Substantive change or just semantics in state water regulations rewrite?

Words can both reveal and obscure. A recent rule change that Georgia’s environmental regulation agency describes as a “clarification” has, at least for the moment, left things decidedly unclear as to what its effects might be.

Just as the Chattahoochee Riverkeeper announced that West Point Lake has once again exceeded state water quality standards, another Georgia riverkeeper organization is concerned that two seemingly innocuous words might compromise those standards significantly.

The Environmental Protection Division’s current water quality rules include this sentence: “All waters shall be free from material related to municipal, industrial or other discharges which produce turbidity, color, odor or other objectionable conditions which interfere with legitimate water uses.”

The Savannah Morning News reports that a Nov. 21 memo from EPD Director Richard E. Dunn proposes this change (emphasis ours): “All waters shall be free from material related to municipal, industrial or other discharges which produce turbidity, color, odor or other objectionable conditions which unreasonably interfere with designated water uses.”

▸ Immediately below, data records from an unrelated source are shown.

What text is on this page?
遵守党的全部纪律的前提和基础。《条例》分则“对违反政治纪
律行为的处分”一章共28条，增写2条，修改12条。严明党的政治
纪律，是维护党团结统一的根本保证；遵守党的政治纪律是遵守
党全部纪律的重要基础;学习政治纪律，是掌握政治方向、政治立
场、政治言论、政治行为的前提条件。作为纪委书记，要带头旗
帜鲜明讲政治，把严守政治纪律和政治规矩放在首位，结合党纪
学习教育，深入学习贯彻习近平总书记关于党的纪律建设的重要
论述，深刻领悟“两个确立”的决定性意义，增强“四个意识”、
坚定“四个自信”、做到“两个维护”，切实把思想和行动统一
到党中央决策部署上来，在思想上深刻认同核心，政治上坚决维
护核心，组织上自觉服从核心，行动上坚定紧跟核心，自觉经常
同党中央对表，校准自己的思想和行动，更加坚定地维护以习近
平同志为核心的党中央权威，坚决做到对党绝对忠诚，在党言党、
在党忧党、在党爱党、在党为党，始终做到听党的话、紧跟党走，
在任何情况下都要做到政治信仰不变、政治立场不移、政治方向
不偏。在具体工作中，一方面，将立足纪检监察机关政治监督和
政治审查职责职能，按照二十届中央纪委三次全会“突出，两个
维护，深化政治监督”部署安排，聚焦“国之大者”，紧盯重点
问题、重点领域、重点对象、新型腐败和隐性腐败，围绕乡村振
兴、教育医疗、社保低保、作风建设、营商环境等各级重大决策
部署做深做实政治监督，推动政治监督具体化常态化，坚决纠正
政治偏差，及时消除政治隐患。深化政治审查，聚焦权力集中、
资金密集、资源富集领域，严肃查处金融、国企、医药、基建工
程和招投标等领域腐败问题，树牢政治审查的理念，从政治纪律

The question of how substantive that change might be is especially pertinent in southeastern Georgia, where last year the Altamaha Riverkeeper won a case challenging EPD’s discharge permit for Rayonier Advanced Material pulp mill. That mill, the Morning News reports, pumps “50 million to 60 million gallons of dark, smelly discharge” into the Altamaha at Jesup … daily.

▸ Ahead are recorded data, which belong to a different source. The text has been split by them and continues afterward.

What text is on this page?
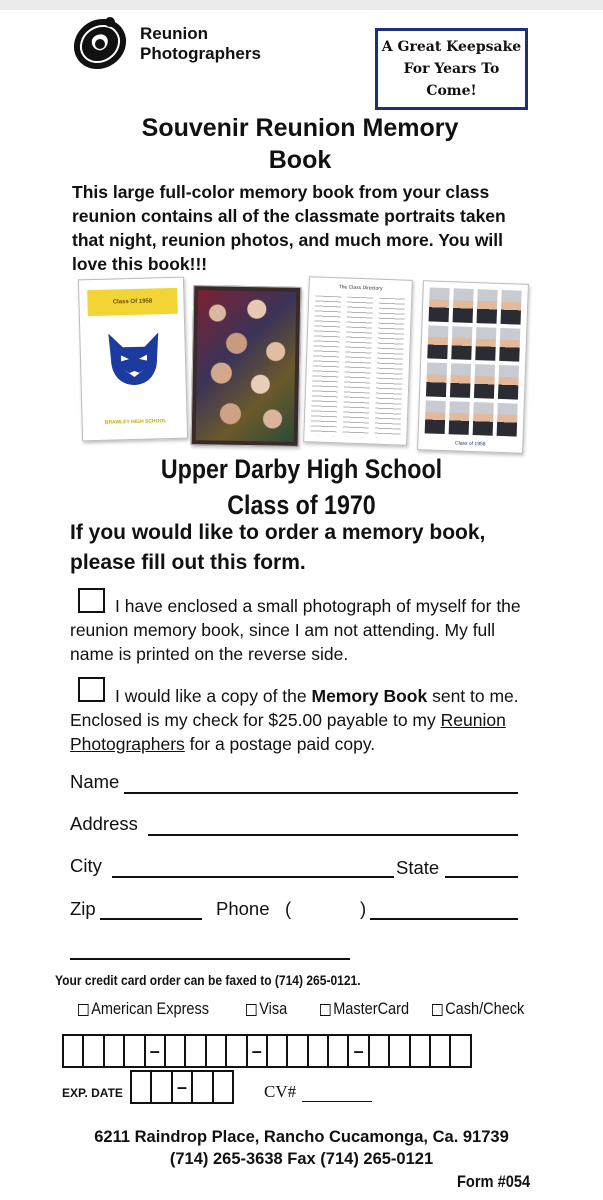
Reunion
Photographers	A Great Keepsake
For Years To Come!
Souvenir Reunion Memory
Book
This large full-color memory book from your class reunion contains all of the classmate portraits taken that night, reunion photos, and much more. You will love this book!!!
Class Of 1958
BRAWLEY HIGH SCHOOL
The Class Directory
Class of 1958
Upper Darby High School
Class of 1970
If you would like to order a memory book,
please fill out this form.
I have enclosed a small photograph of myself for the reunion memory book, since I am not attending. My full name is printed on the reverse side.
I would like a copy of the Memory Book sent to me. Enclosed is my check for $25.00 payable to my Reunion Photographers for a postage paid copy.
Name
Address
City	State
Zip	Phone (	)
Your credit card order can be faxed to (714) 265-0121.
American Express	Visa	MasterCard Cash/Check
–	–	–
EXP. DATE	–	CV#
6211 Raindrop Place, Rancho Cucamonga, Ca. 91739
(714) 265-3638 Fax (714) 265-0121
Form #054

The ruling was overturned by a Superior Court in Wayne County where, the newspaper noted, Rayonier is the largest employer. The case is now pending in the state Court of Appeals.

In the memo proposing the rewritten rule, Dunn wrote that it is “a clarification only and does not change the stringency of the narrative standards that are being amended.” Is that a distinction without a difference? How exactly are standards “amended” without being changed?

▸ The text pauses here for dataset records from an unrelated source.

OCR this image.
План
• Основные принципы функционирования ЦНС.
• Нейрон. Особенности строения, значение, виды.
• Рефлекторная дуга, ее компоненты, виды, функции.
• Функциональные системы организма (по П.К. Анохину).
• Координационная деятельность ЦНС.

Jac Capp, chief of watershed protection for EPD, said in a phone interview with the Morning News, “What we’re concerned about is that the interpretation environmental groups are using is if anyone doesn’t like it it’s a violation of water quality standards … They may say ‘my use is being interfered with’ because they don’t like (the discharge).”

That’s an absolutely valid point.

So is its flip side — the concern that EPD’s interpretation of “unreasonably” and “designated” could become a get-out-of-jail-free card for polluters. “This isn’t just a simple matter of changing a few words in a meaningless rule,” said Altamaha Riverkeeper Jen Hilburn.

The proposal is scheduled to be presented today to the Department of Natural Resources’ governor-appointed and Senate-confirmed board, one member of which is a Rayonier executive. The company would not say whether it had requested the change, but the proposal came, the Morning News reported, a week after the Georgia Water Coalition named Rayonier in its 2017 “Dirty Dozen” report.

If the DNR board approves the proposal, there will be a 45-day public notice period, followed by a public hearing. This bears watching.